Usage of S88 batch standard in Wastewater treatment plant?

Municipal waste water plants are continuous processes.
It could work for an industrial non continuous process, like metals recovery.
What are you trying to treat?
 
If it's an SBR (Sequencing Batch Reactor) type plant then you potentially could I guess? The sequence steps are generally simple enough that I generally just see state machines used to implement these. But, that's probably more just due to a lack of S88 knowledge here outside of food and bev industry.

However as TWS says if it's a conventional, continuous activated sludge process then it may add extra complexity to attempt to fit S88 to this.
 
S88 is best suited to systems that make several different batches and or recipes.
For a process that is always the same sequence, hard coded state machines is what I have seen most often.
 
Has to make me laugh, I have been in the food processing for over 40 years S88 was introduced in 1988, never hear of it until about 95, we had a new production director who asked me if we implement S88, I said I would check our systems are to that standard, It turned out that they were, I had been using that sort of standard way before it came out Just makes you think that somewhere there are these thinktanks paid a lot of money to come up with these basically plagiarising work already done by others, I used the "S88" in a form, this was because one of our major customers had developed their own standard in 1979 that was so close to it. Not worth the effort unless you are doing batch/recipe systems, however, there are certain aspects that may be useful but unless your customer insists on it don't bother.
 
Thank you all! Then it is not me being insane. I have never heard of it either.

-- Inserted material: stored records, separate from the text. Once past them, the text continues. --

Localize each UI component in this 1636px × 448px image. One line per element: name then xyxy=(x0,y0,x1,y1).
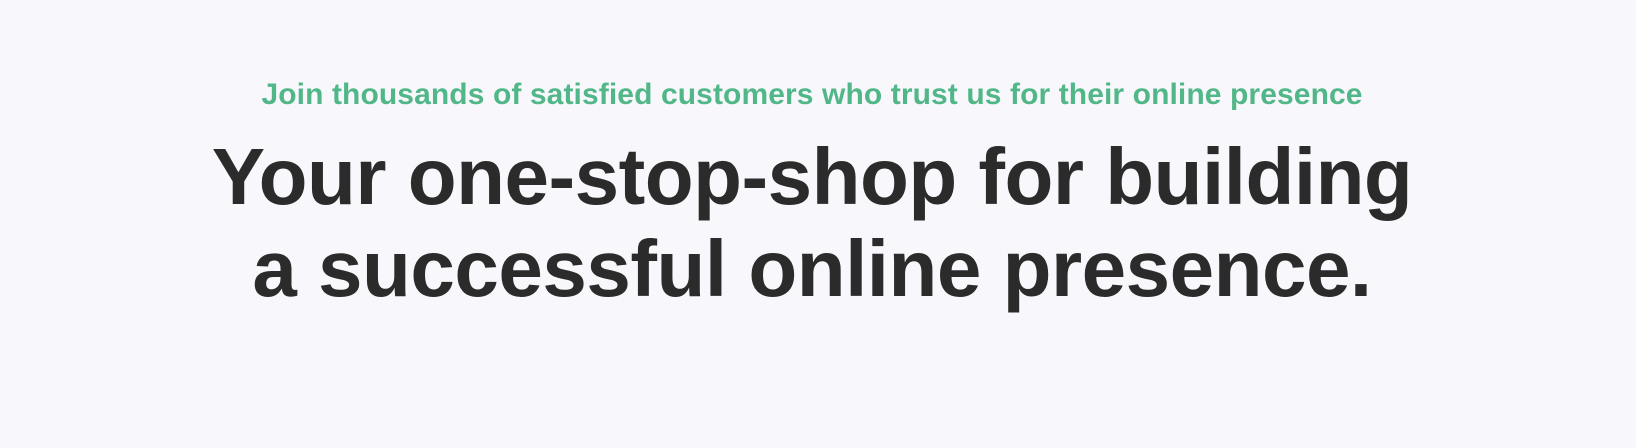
hero-eyebrow-text: Join thousands of satisfied customers wh… xyxy=(261,78,1363,111)
hero-headline-line-1: Your one-stop-shop for building xyxy=(211,132,1413,221)
hero-content: Join thousands of satisfied customers wh… xyxy=(0,74,1636,315)
hero-section: Join thousands of satisfied customers wh… xyxy=(0,0,1636,448)
hero-headline: Your one-stop-shop for building a succes… xyxy=(112,131,1512,315)
hero-headline-line-2: a successful online presence. xyxy=(252,224,1372,313)
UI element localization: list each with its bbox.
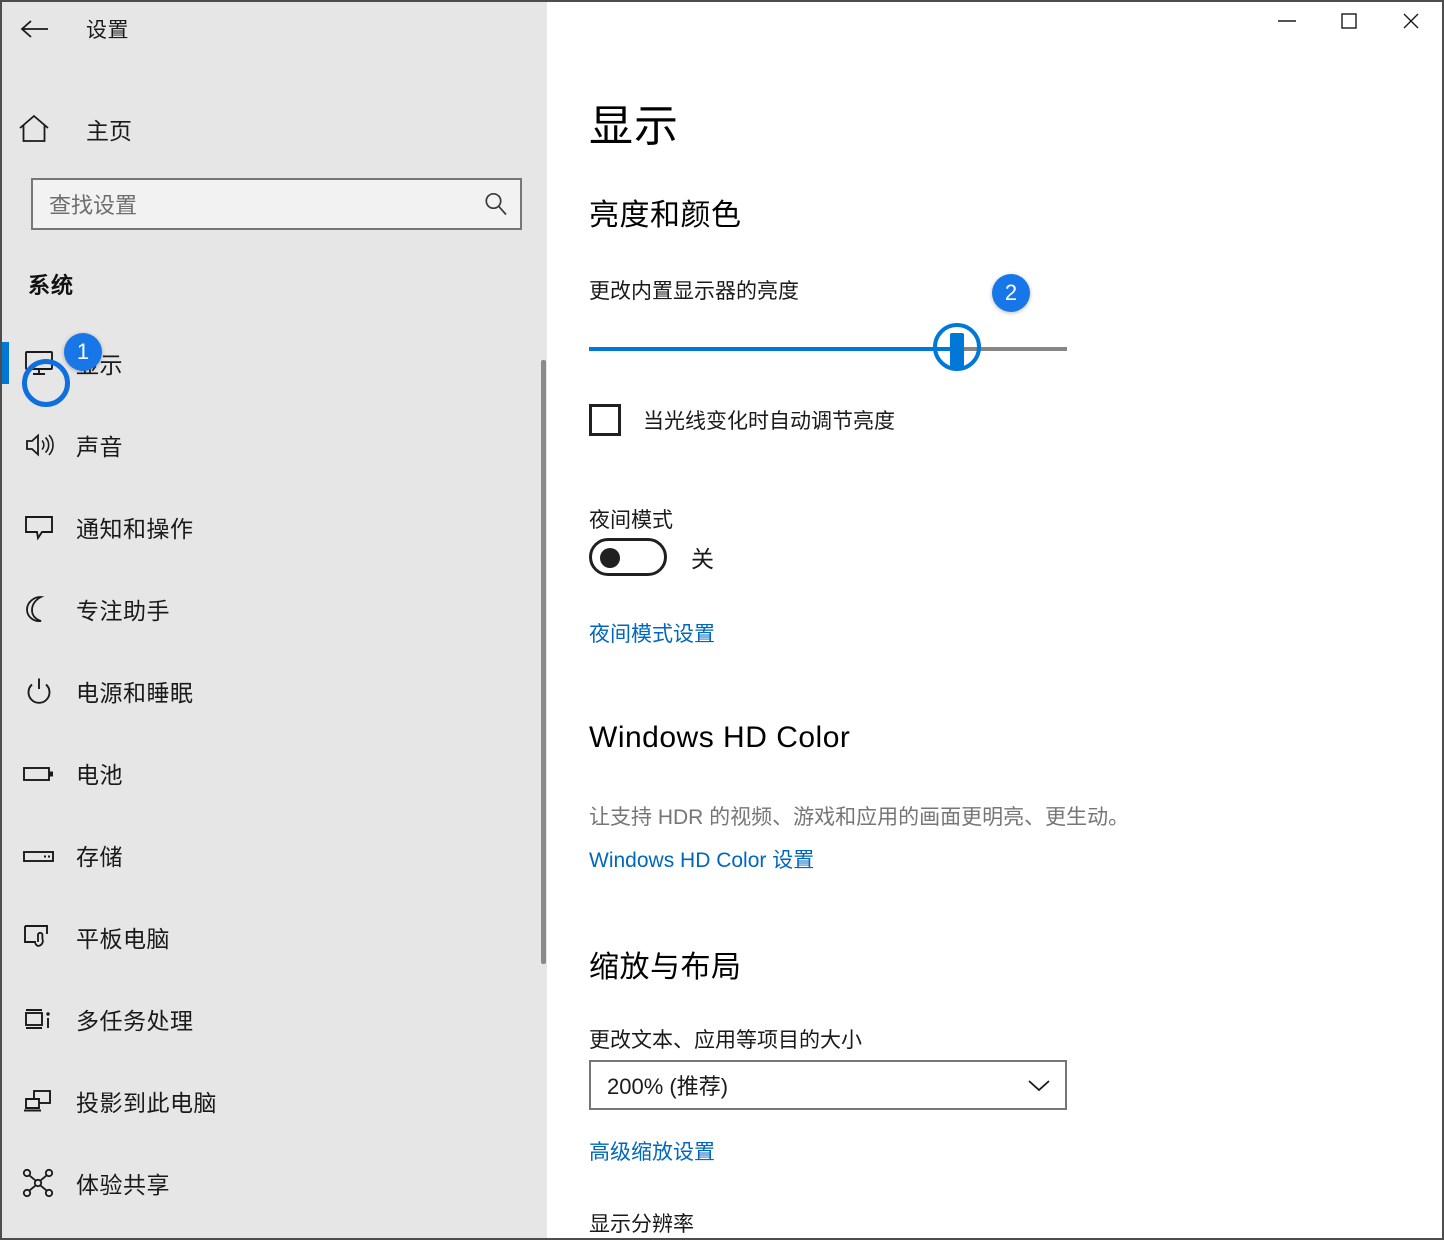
sidebar-item-display[interactable]: 显示 bbox=[2, 322, 547, 404]
tablet-touch-icon bbox=[2, 921, 76, 953]
scale-dropdown-value: 200% (推荐) bbox=[607, 1074, 729, 1099]
notification-bubble-icon bbox=[2, 512, 76, 542]
sidebar-item-multitasking[interactable]: 多任务处理 bbox=[2, 978, 547, 1060]
sidebar-item-label: 平板电脑 bbox=[76, 926, 170, 952]
scale-dropdown[interactable]: 200% (推荐) bbox=[589, 1060, 1067, 1110]
auto-brightness-label: 当光线变化时自动调节亮度 bbox=[643, 410, 895, 433]
maximize-button[interactable] bbox=[1318, 2, 1380, 44]
sidebar-group-title: 系统 bbox=[28, 273, 75, 298]
sidebar-item-battery[interactable]: 电池 bbox=[2, 732, 547, 814]
sidebar-item-label: 多任务处理 bbox=[76, 1008, 194, 1034]
auto-brightness-checkbox[interactable] bbox=[589, 404, 621, 436]
auto-brightness-checkbox-row[interactable]: 当光线变化时自动调节亮度 bbox=[589, 404, 895, 436]
night-light-state: 关 bbox=[691, 546, 714, 572]
resolution-label: 显示分辨率 bbox=[589, 1213, 694, 1236]
search-placeholder: 查找设置 bbox=[49, 193, 138, 218]
sidebar: 主页 查找设置 系统 显示 声音 通知和操作 专注助手 电源和睡眠 电池 存储 … bbox=[2, 56, 547, 1238]
home-label: 主页 bbox=[86, 118, 132, 144]
slider-thumb-bar bbox=[950, 333, 965, 369]
advanced-scaling-link[interactable]: 高级缩放设置 bbox=[589, 1136, 715, 1166]
speaker-icon bbox=[2, 430, 76, 460]
back-arrow-icon bbox=[19, 17, 49, 41]
search-icon[interactable] bbox=[472, 190, 520, 218]
maximize-icon bbox=[1339, 11, 1359, 36]
main-content: 显示 亮度和颜色 更改内置显示器的亮度 当光线变化时自动调节亮度 夜间模式 关 … bbox=[547, 56, 1442, 1238]
page-title: 显示 bbox=[589, 102, 679, 151]
power-icon bbox=[2, 676, 76, 706]
slider-fill bbox=[589, 347, 958, 351]
minimize-button[interactable] bbox=[1256, 2, 1318, 44]
sidebar-item-tablet[interactable]: 平板电脑 bbox=[2, 896, 547, 978]
projecting-screens-icon bbox=[2, 1086, 76, 1116]
close-button[interactable] bbox=[1380, 2, 1442, 44]
sidebar-item-notifications[interactable]: 通知和操作 bbox=[2, 486, 547, 568]
sidebar-item-label: 声音 bbox=[76, 434, 123, 460]
sidebar-item-projecting[interactable]: 投影到此电脑 bbox=[2, 1060, 547, 1142]
storage-drive-icon bbox=[2, 840, 76, 870]
window-controls bbox=[547, 2, 1442, 56]
sidebar-item-power-sleep[interactable]: 电源和睡眠 bbox=[2, 650, 547, 732]
scale-label: 更改文本、应用等项目的大小 bbox=[589, 1029, 862, 1052]
night-light-label: 夜间模式 bbox=[589, 509, 673, 532]
hd-color-description: 让支持 HDR 的视频、游戏和应用的画面更明亮、更生动。 bbox=[589, 806, 1130, 829]
window-title: 设置 bbox=[86, 19, 129, 42]
brightness-slider-label: 更改内置显示器的亮度 bbox=[589, 280, 799, 303]
sidebar-scrollbar[interactable] bbox=[541, 360, 546, 964]
scale-layout-heading: 缩放与布局 bbox=[589, 951, 742, 984]
toggle-knob bbox=[600, 548, 620, 568]
sidebar-item-label: 投影到此电脑 bbox=[76, 1090, 217, 1116]
brightness-slider[interactable] bbox=[589, 323, 1067, 375]
night-light-settings-link[interactable]: 夜间模式设置 bbox=[589, 618, 715, 648]
night-light-toggle[interactable] bbox=[589, 538, 667, 576]
sidebar-item-label: 电源和睡眠 bbox=[76, 680, 194, 706]
sidebar-nav-list: 显示 声音 通知和操作 专注助手 电源和睡眠 电池 存储 平板电脑 多任务处理 … bbox=[2, 322, 547, 1224]
sidebar-item-label: 显示 bbox=[76, 352, 123, 378]
sidebar-item-sound[interactable]: 声音 bbox=[2, 404, 547, 486]
sidebar-item-label: 专注助手 bbox=[76, 598, 170, 624]
night-light-toggle-row: 关 bbox=[589, 538, 714, 576]
hd-color-settings-link[interactable]: Windows HD Color 设置 bbox=[589, 844, 814, 874]
battery-icon bbox=[2, 758, 76, 788]
settings-window: 设置 主页 查找设置 系统 显示 声音 通知和操作 专注助手 电源和睡眠 电池 … bbox=[0, 0, 1444, 1240]
sidebar-item-storage[interactable]: 存储 bbox=[2, 814, 547, 896]
sidebar-item-shared-experiences[interactable]: 体验共享 bbox=[2, 1142, 547, 1224]
chevron-down-icon bbox=[1013, 1077, 1065, 1093]
title-bar: 设置 bbox=[2, 2, 1442, 56]
sidebar-item-label: 存储 bbox=[76, 844, 123, 870]
shared-experiences-icon bbox=[2, 1167, 76, 1199]
sidebar-item-home[interactable]: 主页 bbox=[2, 102, 522, 156]
hd-color-heading: Windows HD Color bbox=[589, 721, 851, 754]
multitasking-icon bbox=[2, 1004, 76, 1034]
minimize-icon bbox=[1276, 14, 1298, 32]
monitor-icon bbox=[2, 348, 76, 378]
moon-icon bbox=[2, 594, 76, 624]
back-button[interactable] bbox=[2, 2, 66, 56]
sidebar-item-focus-assist[interactable]: 专注助手 bbox=[2, 568, 547, 650]
brightness-slider-thumb[interactable] bbox=[933, 323, 982, 371]
search-input[interactable]: 查找设置 bbox=[31, 178, 522, 230]
title-bar-left: 设置 bbox=[2, 2, 547, 56]
brightness-section-heading: 亮度和颜色 bbox=[589, 199, 742, 232]
sidebar-item-label: 通知和操作 bbox=[76, 516, 194, 542]
sidebar-item-label: 电池 bbox=[76, 762, 123, 788]
close-icon bbox=[1400, 10, 1422, 37]
home-icon bbox=[2, 113, 66, 145]
sidebar-item-label: 体验共享 bbox=[76, 1172, 170, 1198]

Customer has been listening too much to some overpaid consultants.
 
It's these managers who know nothing but have time to scan the internet & come up with these standards, they don't understand them but want to use them because it's a standard, what they do not know probably like even us, the standards are guidelines not exactly how to write your software, providing the recipe structure, blocks that run during a recipe stage etc. etc. follow the standard then it is S88, The example of one of my customers I posted who had this sort of standard way before it came out, even some software houses who worked for them did not understand it, the Major company supplied standard software that had to be used, not going into details but we also at first struggled putting their software in & getting it to work, fortunately, I found out who wrote it, managed to get a day with him & from that day on it became a little easier, over the following years, I got involved in a number of existing projects done by other preferred suppliers, yes they put the standard software in but then frigged it to make it look like it was doing the job. Turned out as far as we know our system was the only one with the standard software that did what it should.
 
While I have not done a wastewater project, I know enough that the concepts of S88 could easily be applied, especially if you are talking about an SBR. After all, batching in F&B utilizes valves, motors, pumps, agitators, vessels, piping and moves liquid product from point A to point B just like in wastewater.

Making Kool-Aid or treating wastewater it's all the same from a control standpoint IMHO.

The biggest value S88 brings in-terms of control have to do with how to identify and breakdown equipment into modular pieces of control (Units, Equipment Modules, Control Modules) and how to break down the process required (Unit procedures, Operations, phases). Common terminology is also a significant advantage (Start, stop, hold, abort, restart...etc).

From an engineering perspective, aligning with S88 gives you the tools and framework to tackle a wide variety of process control systems including "continuous". Despite me not having experience in wastewater, I have the tools to break down the process and create a reasonable control solution.

I assume that even in water/wastewater parameters change and different 'treatments' exist, which could be defined as a "recipe" thus recipe management features of S88 are applicable as well.

- Opinion from an overpaid consultant.
 
Paully is sort of right, then again any control system should be broken down into chunks it makes sense, that does not make it S88 though, TBH if a programmer does not break it down into chunks then he is not doing a good job especially nowadays with what ever you want to call them subroutines, AOI, FB's etc.
 
...TBH if a programmer does not break it down into chunks then he is not doing a good job...

And what resources are out there to help a programmer do a "good job" of breaking it down into "chunks" should they not know where or how to start?
 
For the past five years I've been exclusively using S88 procedural model for batch and material handling applications.

Process permissives and interlocks are integrated into visualization of all procedures. Functional descriptions incorporate S88 notation.

For metrics I use S95 (ISA) with timing for modes, states and alarms as per ISA-TR88.00.02.

It took me a couple of years to standardize software and accompanied documents, mostly on my free time.

Considered to be a work in progress.